Bellamy is one of the originators in the New Narrative literary movement of the early and mid 1980s. The movement attempts to use the tools of experimental fiction, like transgression, porn, gossip, and memoir, as well as French critical theory and incorporates them to narrative storytelling.[5] Bellamy was a co-editor along with, Kevin Killian, of the New Narrative anthology Writers Who Love Too Much: New Narrative, 1977–1997.[6]
Works
Bellamy published her first novel, The Letters of Mina Harker, in 1998, which follows a character from Bram Stoker's Dracula and fictionalizes her as a woman living in 1980s San Francisco.[7] The book was re-published in 2021 by Semiotext(e). She published a memoir made up of blog entries, called The Buddhist, in 2011 which follows a similar format as Dennis Cooper's The Sluts. Bellamy's book features a self-destructive affair with a third-rate self-help guru. The TV Sutras, was a 2014 memoir that draws heavily from her own experience in the cult Eckankar.[8]

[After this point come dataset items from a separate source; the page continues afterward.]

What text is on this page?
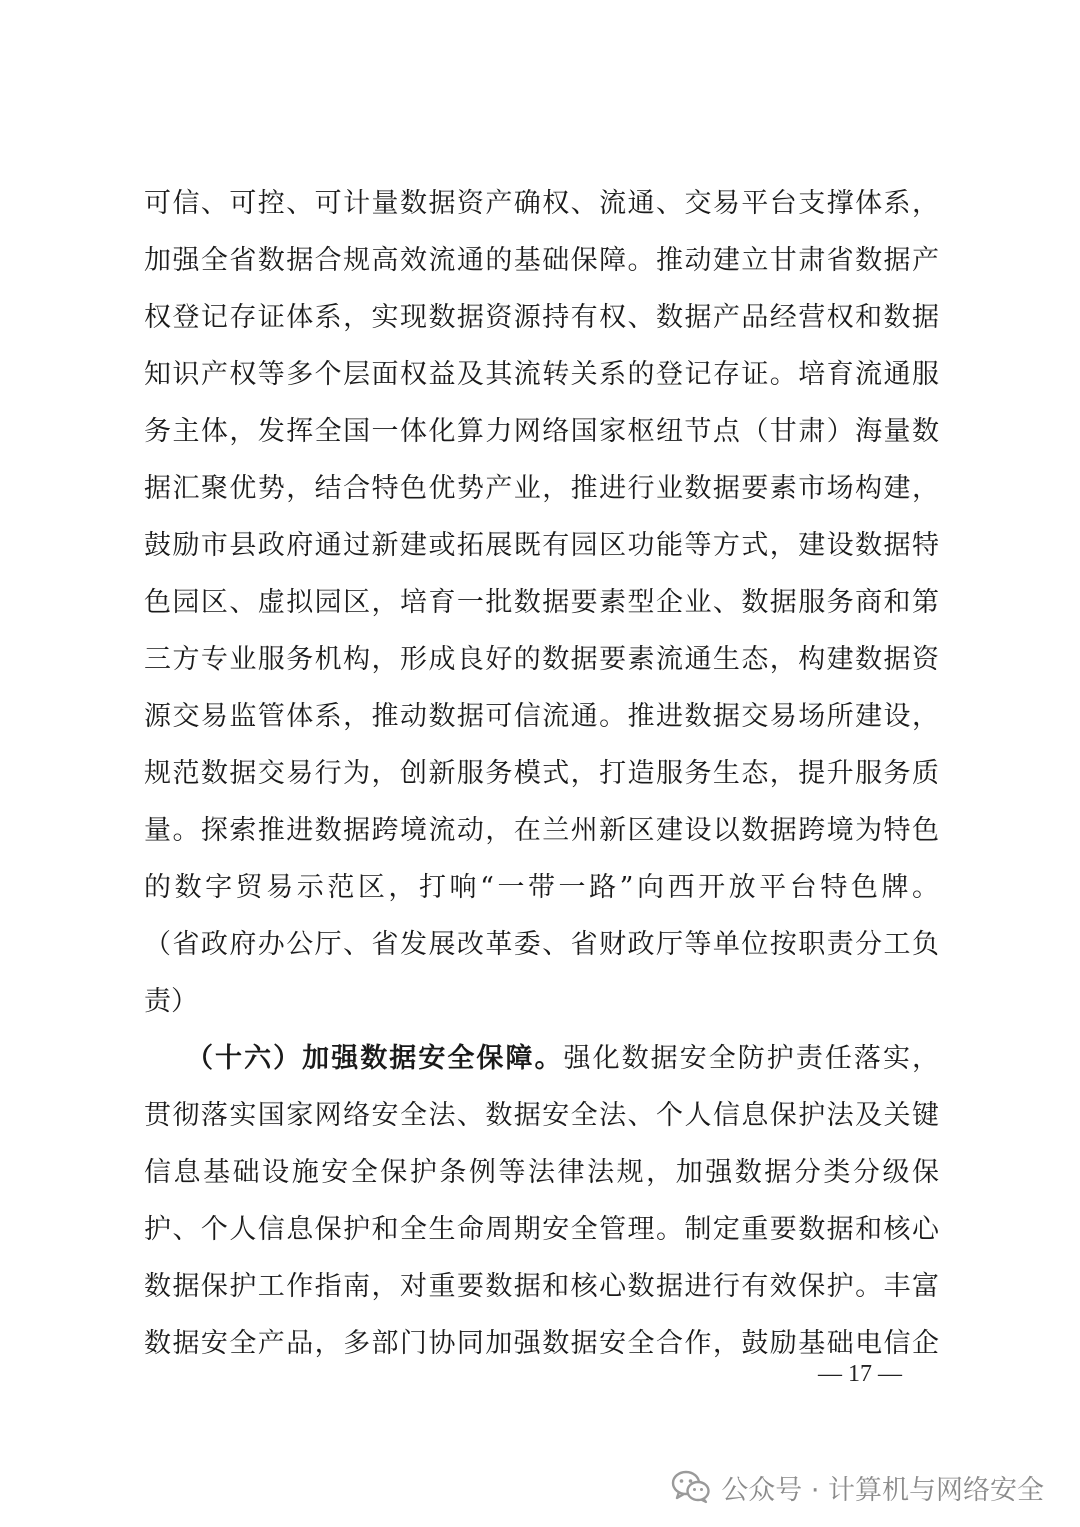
可信、可控、可计量数据资产确权、流通、交易平台支撑体系，
加强全省数据合规高效流通的基础保障。推动建立甘肃省数据产
权登记存证体系，实现数据资源持有权、数据产品经营权和数据
知识产权等多个层面权益及其流转关系的登记存证。培育流通服
务主体，发挥全国一体化算力网络国家枢纽节点（甘肃）海量数
据汇聚优势，结合特色优势产业，推进行业数据要素市场构建，
鼓励市县政府通过新建或拓展既有园区功能等方式，建设数据特
色园区、虚拟园区，培育一批数据要素型企业、数据服务商和第
三方专业服务机构，形成良好的数据要素流通生态，构建数据资
源交易监管体系，推动数据可信流通。推进数据交易场所建设，
规范数据交易行为，创新服务模式，打造服务生态，提升服务质
量。探索推进数据跨境流动，在兰州新区建设以数据跨境为特色
的数字贸易示范区，打响“一带一路”向西开放平台特色牌。
（省政府办公厅、省发展改革委、省财政厅等单位按职责分工负
责）
（十六）加强数据安全保障。强化数据安全防护责任落实，
贯彻落实国家网络安全法、数据安全法、个人信息保护法及关键
信息基础设施安全保护条例等法律法规，加强数据分类分级保
护、个人信息保护和全生命周期安全管理。制定重要数据和核心
数据保护工作指南，对重要数据和核心数据进行有效保护。丰富
数据安全产品，多部门协同加强数据安全合作，鼓励基础电信企
— 17 —
公众号 · 计算机与网络安全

Bellamy's memoir and essay collections include Pink Steam (2004), Academonia (2006), and When the Sick Rule the World (2015).[9]
The writer's poetry collections include Cunt-Ups (2001), a feminist reworking of the cut-up technique practiced by William S. Burroughs and Brion Gysin, which received the Firecracker Award for Innovative Poetry, and Cunt Norton (2013).[10]
Barf Manifesto (2008), was influence by the writer's intimate and working relationship with Eileen Myles.
A collection of new essays, Bellamy Is on Our Mind, was published in 2020 by Wattis ICA/Semiotext(e).[9]
Bellamy has stated that she draws inspiration from Conceptual art and writing practices, including cut-ups and generated texts.[11]